Por encima del menguante frenesí de la batalla podía oírse con facilidad la voz rimbombante del capitán Orwig, que ordenaba a su tripulación que recogiera a los muertos de ambos bandos y todos los traficantes y los lanzara al mar como tributo a Umberlee. Aquello entusiasmó a los enanos, aunque no les importaba un ápice la diosa

del mar, y se pusieron a trabajar con tanta pasión que ni siquiera parecieron darse cuenta de que estaban recibiendo órdenes de un ogro.

Bronwyn enfundó su cuchillo en el preciso instante en que los ojos de la mujer bárbara se quedaban en blanco. Consiguió pillarla antes de que cayera desmayada y la tumbó con cuidado, tarea harto difícil a juzgar por la diferencia de tamaño, pero al menos consiguió que aterrizara en el suelo con más suavidad que la que habría conseguido sin su ayuda.

Desgarró un pedazo de tela del dobladillo de su túnica y presionó con fuerza sobre la herida, sujetando con firmeza hasta detener la hemorragia; luego, se quitó la capa y cubrió con ella los hombros de la mujer para mantenerla abrigada mientras volvía en sí.

Era todo cuanto podía hacer por ella, pero confiaba en que fuese suficiente.

La tripulación del
Narval
no había salido ilesa. Varios de los cadáveres que fueron lanzados por la borda tenían rostros familiares. Uno de ellos era la ogra que acababa de lanzarle un oponente a Bronwyn y que la había aceptado, ni que fuera por un instante, como una compañera. Bronwyn respiró hondo y se dirigió hacia popa, donde habían construido un pequeño cobertizo de madera sobre el timón.

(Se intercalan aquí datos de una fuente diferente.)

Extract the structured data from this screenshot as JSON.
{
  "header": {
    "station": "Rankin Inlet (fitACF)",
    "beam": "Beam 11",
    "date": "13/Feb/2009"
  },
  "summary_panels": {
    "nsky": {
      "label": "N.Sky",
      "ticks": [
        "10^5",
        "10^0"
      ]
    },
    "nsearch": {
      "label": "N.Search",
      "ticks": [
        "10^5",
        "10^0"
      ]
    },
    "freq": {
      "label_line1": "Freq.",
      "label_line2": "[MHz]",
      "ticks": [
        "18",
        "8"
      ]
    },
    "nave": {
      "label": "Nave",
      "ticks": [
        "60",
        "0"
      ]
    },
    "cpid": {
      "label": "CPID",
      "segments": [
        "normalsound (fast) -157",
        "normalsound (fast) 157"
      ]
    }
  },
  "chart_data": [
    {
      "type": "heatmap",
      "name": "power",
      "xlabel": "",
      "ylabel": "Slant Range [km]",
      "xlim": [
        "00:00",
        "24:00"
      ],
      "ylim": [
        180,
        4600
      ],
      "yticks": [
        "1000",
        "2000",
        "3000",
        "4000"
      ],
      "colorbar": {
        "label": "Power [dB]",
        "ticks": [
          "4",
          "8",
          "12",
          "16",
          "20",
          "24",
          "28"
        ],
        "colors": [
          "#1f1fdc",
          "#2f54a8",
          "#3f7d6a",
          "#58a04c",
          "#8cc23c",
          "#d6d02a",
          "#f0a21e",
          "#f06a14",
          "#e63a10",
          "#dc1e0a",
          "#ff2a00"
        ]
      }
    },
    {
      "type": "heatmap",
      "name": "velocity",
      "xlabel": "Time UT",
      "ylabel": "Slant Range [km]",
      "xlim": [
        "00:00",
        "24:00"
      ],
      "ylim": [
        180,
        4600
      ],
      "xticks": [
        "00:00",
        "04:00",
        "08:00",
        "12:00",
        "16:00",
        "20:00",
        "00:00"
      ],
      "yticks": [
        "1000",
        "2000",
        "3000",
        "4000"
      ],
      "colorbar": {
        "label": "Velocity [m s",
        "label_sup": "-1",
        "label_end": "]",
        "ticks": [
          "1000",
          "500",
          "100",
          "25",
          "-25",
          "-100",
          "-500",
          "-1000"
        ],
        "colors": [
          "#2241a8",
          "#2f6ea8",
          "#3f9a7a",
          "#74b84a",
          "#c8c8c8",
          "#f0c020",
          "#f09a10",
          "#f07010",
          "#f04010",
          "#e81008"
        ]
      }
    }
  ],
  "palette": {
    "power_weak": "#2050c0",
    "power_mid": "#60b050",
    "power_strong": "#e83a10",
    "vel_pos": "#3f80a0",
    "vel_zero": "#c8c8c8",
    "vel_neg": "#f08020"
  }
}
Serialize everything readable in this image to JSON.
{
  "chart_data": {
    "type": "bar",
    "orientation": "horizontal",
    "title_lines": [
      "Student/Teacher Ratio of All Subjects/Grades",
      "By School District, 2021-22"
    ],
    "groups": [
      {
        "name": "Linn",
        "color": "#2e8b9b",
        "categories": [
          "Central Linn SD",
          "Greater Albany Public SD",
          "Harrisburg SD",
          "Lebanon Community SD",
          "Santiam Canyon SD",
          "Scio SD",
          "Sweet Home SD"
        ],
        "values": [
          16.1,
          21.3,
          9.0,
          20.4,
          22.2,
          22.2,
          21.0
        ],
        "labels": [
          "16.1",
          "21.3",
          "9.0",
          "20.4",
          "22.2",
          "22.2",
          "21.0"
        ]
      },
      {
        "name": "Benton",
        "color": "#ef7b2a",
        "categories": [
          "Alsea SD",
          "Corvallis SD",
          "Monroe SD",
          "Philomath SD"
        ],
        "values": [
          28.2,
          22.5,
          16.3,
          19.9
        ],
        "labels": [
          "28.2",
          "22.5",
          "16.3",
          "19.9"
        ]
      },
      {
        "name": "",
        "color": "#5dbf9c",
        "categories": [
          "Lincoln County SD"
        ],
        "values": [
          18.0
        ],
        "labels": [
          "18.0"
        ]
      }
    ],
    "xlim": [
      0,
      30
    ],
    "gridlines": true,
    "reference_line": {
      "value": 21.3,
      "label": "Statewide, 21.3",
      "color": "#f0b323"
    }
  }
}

Tal como esperaba, en él encontró los documentos del barco. Con el pulgar fue pasando las páginas mientras intentaba encontrar algo que pudiese proporcionarle una pista sobre la identidad de la gente que había destruido el hogar de los enanos y les había robado la libertad; y, a ella, su padre.

Pero las transacciones estaban en clave. Con un poco de tiempo, probablemente podría averiguar lo que decían. No obstante, sí había una larga lista del cargamento que llevaban escrito en Común, el lenguaje habitual en el comercio. Bronwyn le echó una ojeada y silbó por lo bajo. Aquello bastaría para satisfacer el ansia de botín del capitán del
Narval
y de su tripulación. También le serviría como ayuda para negociar con Orwig un asunto delicado. Era un ogro y, hasta en una ciudad tolerante como Aguas Profundas, llamaría mucho la atención. Además, era contrabandista, lo cual significaba que sus asuntos no resistirían un examen demasiado pormenorizado. Y, sin embargo, se veía incapaz de hacer pasar a Ebenezer y a sus congéneres por un doloroso camino de regreso por las esclusas mágicas que llevaban a Puerto Calavera.

Se colocó el diario de a bordo bajo el brazo y regresó a cubierta. Cuando vio pasar al capitán Orwig, lo cogió del brazo.

—La batalla ha sido una gran victoria. Me gustaría agradeceros vuestra ayuda — empezó.

Los colmillos revestidos de oro centellearon cuando el ogro esbozó una mueca que Bronwyn confiaba que fuese una sonrisa.